Molecular Cloning of Rat Hepatocyte Nuclear Factor 1 Gene and Analysis of Its Promotor

大鼠肝细胞核因子1基因的分子克隆及其启动子分析

基本信息

批准号：
02670108
负责人：
MIURA Naoyuki
金额：
$ 1.47万
依托单位：
Osaka University
依托单位国家：
日本
项目类别：
Grant-in-Aid for General Scientific Research (C)
财政年份：
1990
资助国家：
日本
起止时间：
1990 至 1991
项目状态：
已结题

项目摘要

I screened a rat genomic libray using the rat hepatocyte nuclear factor(HNF)1cDNA as a probe and got 11 positive clones. All of 11 clones A, erc found to contain HNF1 gene. I focused on the promotor and 5' Ranking region of the HNFI gene. First, I determined the nucleotide sequence in the promotor region of the gene and found that the transcriptional start site is about 220 base upstream from the translation initiation site. When the promotor and 5' flanking region of the gene was connected to the reporter gene, luciferase, and was transfected into HepG2 cells, P19 cells and L cells, the data showed that the DNA fragment is transcriptionally active inHepG2 cellsibut not active in P19 cells and L cells. By 5'- deletion analysis of the promotor region of the gene, I found that the region from -118 to -36 was critically important for the tissue-specific expression of the HNF1 gene. Next I found ihat the region from -60 to -40 was protected in a DNase I foot printing analysis. The oligonucleotide that had the sequence from -61 to -36 was connected to the minimal promotor, TKCAT, and was transfected into HepG2 cells, it increased the transcriptional activity by a factor of 3. When the oligonucleotide %A, as incubated with a liver nuclear extract, it fon-ned a DNA-protein complex in a gel retardation assay. After inspecting the sequence of the region, I found that it is a similar sequence that transcription factor HNF4 can bind to. So I added tha oligonucleotide that had the sequence of HNF4-binding site in the ApoCIII gene as a competitor in the gel shift assay system mentioned above. The result showed that the factor that binds to the -61/-36 oligonucleotide is HNF4 protein. In summary, the HNF1 gene is regulated positively by the HNF4 gene.
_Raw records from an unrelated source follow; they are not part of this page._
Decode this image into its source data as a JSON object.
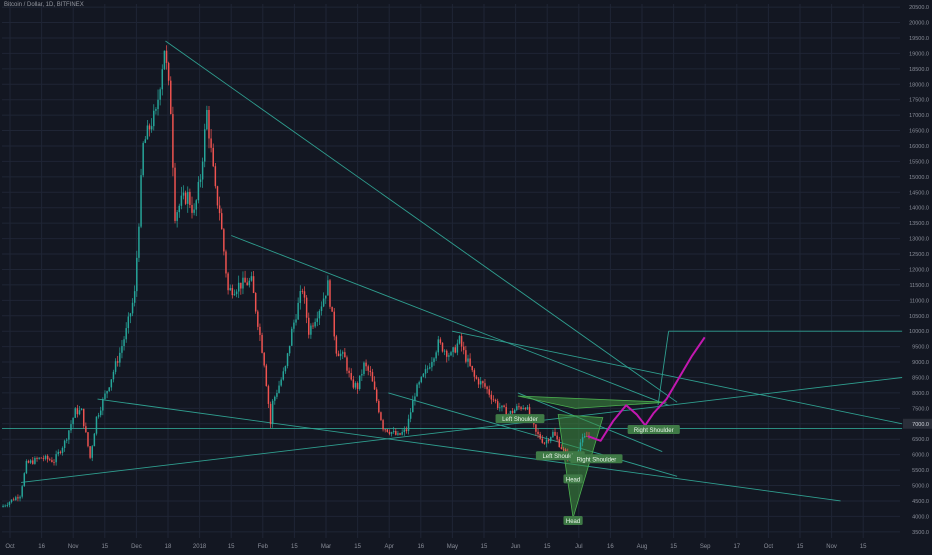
{
  "title": "Bitcoin / Dollar, 1D, BITFINEX",
  "colors": {
    "background": "#131722",
    "grid": "#1f2535",
    "up": "#26a69a",
    "down": "#ef5350",
    "trendline": "#2f9e8f",
    "pattern_fill": "#3f8f3f",
    "projection": "#c218b0",
    "axis_text": "#8a8e99",
    "label_bg": "#3f7a46"
  },
  "chart_data": {
    "type": "candlestick",
    "title": "Bitcoin / Dollar, 1D, BITFINEX",
    "y_axis": {
      "ticks": [
        3500,
        4000,
        4500,
        5000,
        5500,
        6000,
        6500,
        7000,
        7500,
        8000,
        8500,
        9000,
        9500,
        10000,
        10500,
        11000,
        11500,
        12000,
        12500,
        13000,
        13500,
        14000,
        14500,
        15000,
        15500,
        16000,
        16500,
        17000,
        17500,
        18000,
        18500,
        19000,
        19500,
        20000,
        20500
      ],
      "labels": [
        "3500.0",
        "4000.0",
        "4500.0",
        "5000.0",
        "5500.0",
        "6000.0",
        "6500.0",
        "7000.0",
        "7500.0",
        "8000.0",
        "8500.0",
        "9000.0",
        "9500.0",
        "10000.0",
        "10500.0",
        "11000.0",
        "11500.0",
        "12000.0",
        "12500.0",
        "13000.0",
        "13500.0",
        "14000.0",
        "14500.0",
        "15000.0",
        "15500.0",
        "16000.0",
        "16500.0",
        "17000.0",
        "17500.0",
        "18000.0",
        "18500.0",
        "19000.0",
        "19500.0",
        "20000.0",
        "20500.0"
      ],
      "range": [
        3300,
        20600
      ]
    },
    "x_axis": {
      "labels": [
        "Oct",
        "16",
        "Nov",
        "15",
        "Dec",
        "18",
        "2018",
        "15",
        "Feb",
        "15",
        "Mar",
        "15",
        "Apr",
        "16",
        "May",
        "15",
        "Jun",
        "15",
        "Jul",
        "16",
        "Aug",
        "15",
        "Sep",
        "17",
        "Oct",
        "15",
        "Nov",
        "15"
      ],
      "range": [
        "2017-10-01",
        "2018-11-28"
      ]
    },
    "price_path": [
      [
        "2017-10-01",
        4300
      ],
      [
        "2017-10-10",
        4700
      ],
      [
        "2017-10-13",
        5700
      ],
      [
        "2017-10-20",
        5900
      ],
      [
        "2017-10-26",
        5800
      ],
      [
        "2017-10-31",
        6400
      ],
      [
        "2017-11-05",
        7400
      ],
      [
        "2017-11-08",
        7400
      ],
      [
        "2017-11-12",
        5900
      ],
      [
        "2017-11-15",
        7200
      ],
      [
        "2017-11-20",
        8100
      ],
      [
        "2017-11-26",
        9300
      ],
      [
        "2017-11-29",
        10000
      ],
      [
        "2017-12-03",
        11200
      ],
      [
        "2017-12-07",
        16000
      ],
      [
        "2017-12-11",
        16800
      ],
      [
        "2017-12-13",
        17000
      ],
      [
        "2017-12-17",
        19200
      ],
      [
        "2017-12-20",
        17200
      ],
      [
        "2017-12-22",
        13800
      ],
      [
        "2017-12-25",
        14200
      ],
      [
        "2017-12-28",
        14400
      ],
      [
        "2017-12-31",
        13800
      ],
      [
        "2018-01-03",
        15000
      ],
      [
        "2018-01-06",
        17100
      ],
      [
        "2018-01-10",
        14500
      ],
      [
        "2018-01-12",
        13900
      ],
      [
        "2018-01-16",
        11300
      ],
      [
        "2018-01-19",
        11400
      ],
      [
        "2018-01-21",
        11500
      ],
      [
        "2018-01-27",
        11600
      ],
      [
        "2018-02-02",
        9000
      ],
      [
        "2018-02-05",
        7000
      ],
      [
        "2018-02-06",
        7700
      ],
      [
        "2018-02-12",
        8800
      ],
      [
        "2018-02-15",
        10000
      ],
      [
        "2018-02-20",
        11400
      ],
      [
        "2018-02-23",
        10000
      ],
      [
        "2018-03-01",
        10900
      ],
      [
        "2018-03-04",
        11500
      ],
      [
        "2018-03-08",
        9400
      ],
      [
        "2018-03-12",
        9100
      ],
      [
        "2018-03-15",
        8300
      ],
      [
        "2018-03-18",
        8200
      ],
      [
        "2018-03-21",
        8900
      ],
      [
        "2018-03-24",
        8600
      ],
      [
        "2018-03-30",
        6900
      ],
      [
        "2018-04-06",
        6600
      ],
      [
        "2018-04-10",
        6800
      ],
      [
        "2018-04-14",
        8000
      ],
      [
        "2018-04-20",
        8800
      ],
      [
        "2018-04-25",
        9600
      ],
      [
        "2018-05-01",
        9200
      ],
      [
        "2018-05-05",
        9700
      ],
      [
        "2018-05-07",
        9300
      ],
      [
        "2018-05-12",
        8500
      ],
      [
        "2018-05-17",
        8200
      ],
      [
        "2018-05-23",
        7600
      ],
      [
        "2018-05-28",
        7300
      ],
      [
        "2018-06-01",
        7500
      ],
      [
        "2018-06-05",
        7600
      ],
      [
        "2018-06-10",
        6700
      ],
      [
        "2018-06-14",
        6400
      ],
      [
        "2018-06-18",
        6700
      ],
      [
        "2018-06-24",
        6000
      ],
      [
        "2018-06-28",
        5900
      ],
      [
        "2018-07-01",
        6400
      ],
      [
        "2018-07-04",
        6600
      ]
    ],
    "projection": [
      [
        "2018-07-04",
        6600
      ],
      [
        "2018-07-10",
        6450
      ],
      [
        "2018-07-16",
        7100
      ],
      [
        "2018-07-22",
        7600
      ],
      [
        "2018-07-27",
        7300
      ],
      [
        "2018-07-31",
        6950
      ],
      [
        "2018-08-04",
        7350
      ],
      [
        "2018-08-10",
        7800
      ],
      [
        "2018-08-16",
        8500
      ],
      [
        "2018-08-22",
        9200
      ],
      [
        "2018-08-28",
        9800
      ]
    ],
    "trendlines": [
      [
        [
          "2017-12-17",
          19400
        ],
        [
          "2018-08-15",
          7700
        ]
      ],
      [
        [
          "2018-01-17",
          13100
        ],
        [
          "2018-08-11",
          7600
        ]
      ],
      [
        [
          "2017-11-15",
          7800
        ],
        [
          "2018-10-31",
          4500
        ]
      ],
      [
        [
          "2017-10-10",
          5100
        ],
        [
          "2018-11-29",
          8500
        ]
      ],
      [
        [
          "2017-10-01",
          6850
        ],
        [
          "2018-11-29",
          6850
        ]
      ],
      [
        [
          "2018-05-01",
          10000
        ],
        [
          "2018-11-29",
          7000
        ]
      ],
      [
        [
          "2018-04-01",
          8000
        ],
        [
          "2018-08-15",
          5300
        ]
      ],
      [
        [
          "2018-06-01",
          8000
        ],
        [
          "2018-08-08",
          6100
        ]
      ],
      [
        [
          "2018-08-06",
          7600
        ],
        [
          "2018-08-11",
          10000
        ]
      ],
      [
        [
          "2018-08-11",
          10000
        ],
        [
          "2018-11-29",
          10000
        ]
      ]
    ],
    "patterns": [
      {
        "points": [
          [
            "2018-06-01",
            7900
          ],
          [
            "2018-06-28",
            7500
          ],
          [
            "2018-08-10",
            7700
          ]
        ],
        "fill": true
      },
      {
        "points": [
          [
            "2018-06-20",
            7300
          ],
          [
            "2018-06-27",
            3950
          ],
          [
            "2018-07-11",
            7200
          ]
        ],
        "fill": true
      }
    ],
    "annotations": [
      {
        "text": "Left Shoulder",
        "date": "2018-06-02",
        "price": 7150
      },
      {
        "text": "Left Shoulder",
        "date": "2018-06-21",
        "price": 5950
      },
      {
        "text": "Head",
        "date": "2018-06-27",
        "price": 5200
      },
      {
        "text": "Right Shoulder",
        "date": "2018-07-08",
        "price": 5850
      },
      {
        "text": "Right Shoulder",
        "date": "2018-08-04",
        "price": 6800
      },
      {
        "text": "Head",
        "date": "2018-06-27",
        "price": 3850
      }
    ],
    "price_tag": "7000.0"
  }
}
以大鼠肝细胞核因子(HNF)1cDNA为探针，筛选大鼠基因组文库，得到11个阳性克隆。 11个克隆A、erc全部被发现含有HNF1基因。我重点关注 HNFI 基因的启动子和 5' 排序区域。首先，我确定了基因启动子区的核苷酸序列，发现转录起始位点位于翻译起始位点上游约220个碱基处。当该基因的启动子和5'侧翼区与报告基因荧光素酶连接，并转染HepG2细胞、P19细胞和L细胞时，数据显示该DNA片段在HepG2细胞中具有转录活性，但在P19细胞中不具有转录活性和L细胞。通过对该基因启动子区域的5'-缺失分析，我发现从-118到-36的区域对于HNF1基因的组织特异性表达至关重要。接下来我发现 -60 到 -40 的区域在 DNase I 足迹分析中受到保护。将具有-61至-36序列的寡核苷酸连接到最小启动子TKCAT，并转染到HepG2细胞中，其转录活性增加了3倍。当寡核苷酸%A与肝脏一起孵育时核提取物，它在凝胶阻滞测定中形成了 DNA-蛋白质复合物。检查该区域的序列后，我发现它是转录因子HNF4可以结合的相似序列。因此，我添加了具有 ApoCIII 基因中 HNF4 结合位点序列的寡核苷酸，作为上述凝胶迁移测定系统中的竞争者。结果表明，与-61/-36寡核苷酸结合的因子是HNF4蛋白。总之，HNF1基因受到HNF4基因的正向调节。